Jindal Rules Out 2012 Presidential Run -- for Now
Jindal, who appeared at a news conference to back Virginia Republican gubernatorial candidate Bob McDonnell, was asked if he was interested in being president.
"No," he replied.
Jindal's trip to Iowa last month fueled speculation that he was laying the groundwork for a presidential campaign, and he did not rule out changing his mind over the next few years.
Instead, he said Americans are weary after the longest, most expensive election cycle in U.S. history.
"I think anybody who is even thinking of running would be well served to roll up their sleeves and support our new president," Jindal said. "I told our people, 'It doesn't matter whether you're Republican, Democrat or independent, it doesn't matter whether you voted for him or not, President-elect Barack Obama is our president."

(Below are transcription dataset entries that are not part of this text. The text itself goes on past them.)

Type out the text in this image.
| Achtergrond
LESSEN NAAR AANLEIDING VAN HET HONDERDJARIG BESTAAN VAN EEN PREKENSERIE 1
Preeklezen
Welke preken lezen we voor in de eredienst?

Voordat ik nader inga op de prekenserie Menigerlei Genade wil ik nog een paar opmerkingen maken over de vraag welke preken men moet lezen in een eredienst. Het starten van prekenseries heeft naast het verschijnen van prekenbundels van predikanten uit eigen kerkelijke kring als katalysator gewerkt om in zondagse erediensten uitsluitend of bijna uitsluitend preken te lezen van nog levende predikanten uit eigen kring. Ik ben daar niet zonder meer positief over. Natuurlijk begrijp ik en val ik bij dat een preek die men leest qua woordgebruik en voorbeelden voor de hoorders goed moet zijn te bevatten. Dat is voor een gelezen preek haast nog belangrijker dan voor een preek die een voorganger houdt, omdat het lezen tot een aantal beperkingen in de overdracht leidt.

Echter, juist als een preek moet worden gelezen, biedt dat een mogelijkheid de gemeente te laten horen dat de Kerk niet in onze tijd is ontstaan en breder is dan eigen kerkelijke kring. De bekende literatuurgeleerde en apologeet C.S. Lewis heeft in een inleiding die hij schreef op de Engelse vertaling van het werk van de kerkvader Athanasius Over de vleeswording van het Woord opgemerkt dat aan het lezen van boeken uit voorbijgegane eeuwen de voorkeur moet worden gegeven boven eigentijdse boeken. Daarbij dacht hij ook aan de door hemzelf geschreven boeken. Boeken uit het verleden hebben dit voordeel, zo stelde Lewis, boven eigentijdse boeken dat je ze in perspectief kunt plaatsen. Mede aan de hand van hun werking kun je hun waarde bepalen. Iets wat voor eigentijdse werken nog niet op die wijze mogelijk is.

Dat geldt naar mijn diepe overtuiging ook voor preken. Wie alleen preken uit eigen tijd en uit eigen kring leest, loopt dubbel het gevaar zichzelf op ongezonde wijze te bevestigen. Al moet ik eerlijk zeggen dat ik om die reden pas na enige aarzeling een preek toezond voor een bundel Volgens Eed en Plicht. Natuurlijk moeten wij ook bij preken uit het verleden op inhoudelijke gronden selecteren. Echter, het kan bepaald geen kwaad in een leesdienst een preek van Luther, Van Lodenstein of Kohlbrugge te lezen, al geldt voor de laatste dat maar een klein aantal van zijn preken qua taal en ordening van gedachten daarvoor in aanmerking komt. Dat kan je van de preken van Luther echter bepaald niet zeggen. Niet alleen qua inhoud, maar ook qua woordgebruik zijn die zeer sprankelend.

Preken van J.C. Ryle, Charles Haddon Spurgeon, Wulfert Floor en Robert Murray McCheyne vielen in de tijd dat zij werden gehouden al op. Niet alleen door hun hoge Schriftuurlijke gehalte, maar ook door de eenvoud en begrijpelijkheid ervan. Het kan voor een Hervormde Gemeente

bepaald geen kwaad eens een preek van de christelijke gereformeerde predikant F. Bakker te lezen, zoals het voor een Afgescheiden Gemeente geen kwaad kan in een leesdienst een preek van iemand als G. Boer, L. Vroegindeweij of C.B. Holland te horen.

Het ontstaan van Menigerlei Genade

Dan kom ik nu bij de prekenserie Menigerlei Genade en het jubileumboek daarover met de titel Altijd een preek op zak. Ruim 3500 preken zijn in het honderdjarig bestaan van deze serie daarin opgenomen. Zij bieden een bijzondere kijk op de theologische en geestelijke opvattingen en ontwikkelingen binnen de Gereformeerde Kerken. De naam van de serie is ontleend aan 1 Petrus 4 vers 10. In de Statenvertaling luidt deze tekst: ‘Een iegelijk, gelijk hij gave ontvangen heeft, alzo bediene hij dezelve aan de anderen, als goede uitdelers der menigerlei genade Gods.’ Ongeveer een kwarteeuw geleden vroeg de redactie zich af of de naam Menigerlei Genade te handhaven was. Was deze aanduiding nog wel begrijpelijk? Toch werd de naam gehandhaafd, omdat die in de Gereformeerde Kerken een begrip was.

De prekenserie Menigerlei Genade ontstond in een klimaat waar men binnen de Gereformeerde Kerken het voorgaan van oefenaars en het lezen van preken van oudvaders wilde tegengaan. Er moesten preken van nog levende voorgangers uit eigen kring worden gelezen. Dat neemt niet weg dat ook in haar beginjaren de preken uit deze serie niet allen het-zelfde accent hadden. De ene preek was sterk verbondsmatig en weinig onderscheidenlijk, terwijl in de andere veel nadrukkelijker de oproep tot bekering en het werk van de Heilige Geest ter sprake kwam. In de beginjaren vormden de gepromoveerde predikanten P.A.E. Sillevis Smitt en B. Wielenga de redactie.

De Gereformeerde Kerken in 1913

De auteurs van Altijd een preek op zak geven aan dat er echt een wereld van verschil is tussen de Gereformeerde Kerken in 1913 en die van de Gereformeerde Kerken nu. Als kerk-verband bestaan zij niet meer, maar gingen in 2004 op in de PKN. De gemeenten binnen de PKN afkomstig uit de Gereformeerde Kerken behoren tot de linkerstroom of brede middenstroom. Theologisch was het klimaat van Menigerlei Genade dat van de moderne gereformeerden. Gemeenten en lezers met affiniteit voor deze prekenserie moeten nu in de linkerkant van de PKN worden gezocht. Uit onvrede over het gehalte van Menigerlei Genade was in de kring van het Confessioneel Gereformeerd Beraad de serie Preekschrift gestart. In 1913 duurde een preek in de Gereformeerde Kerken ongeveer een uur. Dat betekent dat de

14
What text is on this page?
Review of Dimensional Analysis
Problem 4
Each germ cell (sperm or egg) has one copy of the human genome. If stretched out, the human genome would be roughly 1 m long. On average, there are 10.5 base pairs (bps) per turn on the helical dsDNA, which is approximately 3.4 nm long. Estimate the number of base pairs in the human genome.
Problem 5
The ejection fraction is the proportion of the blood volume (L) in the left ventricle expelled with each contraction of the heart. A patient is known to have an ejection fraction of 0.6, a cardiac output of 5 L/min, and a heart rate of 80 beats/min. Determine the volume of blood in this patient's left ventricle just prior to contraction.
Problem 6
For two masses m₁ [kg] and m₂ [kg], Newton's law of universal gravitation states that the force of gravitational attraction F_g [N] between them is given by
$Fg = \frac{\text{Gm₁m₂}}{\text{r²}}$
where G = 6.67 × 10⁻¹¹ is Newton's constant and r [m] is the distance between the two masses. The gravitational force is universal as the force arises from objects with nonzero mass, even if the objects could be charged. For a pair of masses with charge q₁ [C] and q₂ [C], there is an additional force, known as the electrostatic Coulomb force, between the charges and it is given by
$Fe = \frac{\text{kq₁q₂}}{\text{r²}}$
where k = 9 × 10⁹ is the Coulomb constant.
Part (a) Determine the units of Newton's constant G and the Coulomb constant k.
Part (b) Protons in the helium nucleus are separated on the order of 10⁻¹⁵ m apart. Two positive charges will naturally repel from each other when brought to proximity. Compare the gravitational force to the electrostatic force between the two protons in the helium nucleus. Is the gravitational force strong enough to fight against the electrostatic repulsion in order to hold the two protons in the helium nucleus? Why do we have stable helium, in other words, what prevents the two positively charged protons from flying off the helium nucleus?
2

In the wake of Republican losses in Congress and a blowout defeat in the presidential race, Jindal is an early favorite among many Republicans for 2012.
He's young, 37, and has strong support from conservatives for his income tax-cutting initiatives. Many of them advocated for John McCain to pick Jindal as his vice presidential running mate.
Jindal also enjoyed broad-based approval for his handling of back-to-back hurricanes, Gustav and Ike, that menaced his state and New Orleans in particular in August and September, just three years after Hurricane Katrina devastated the area.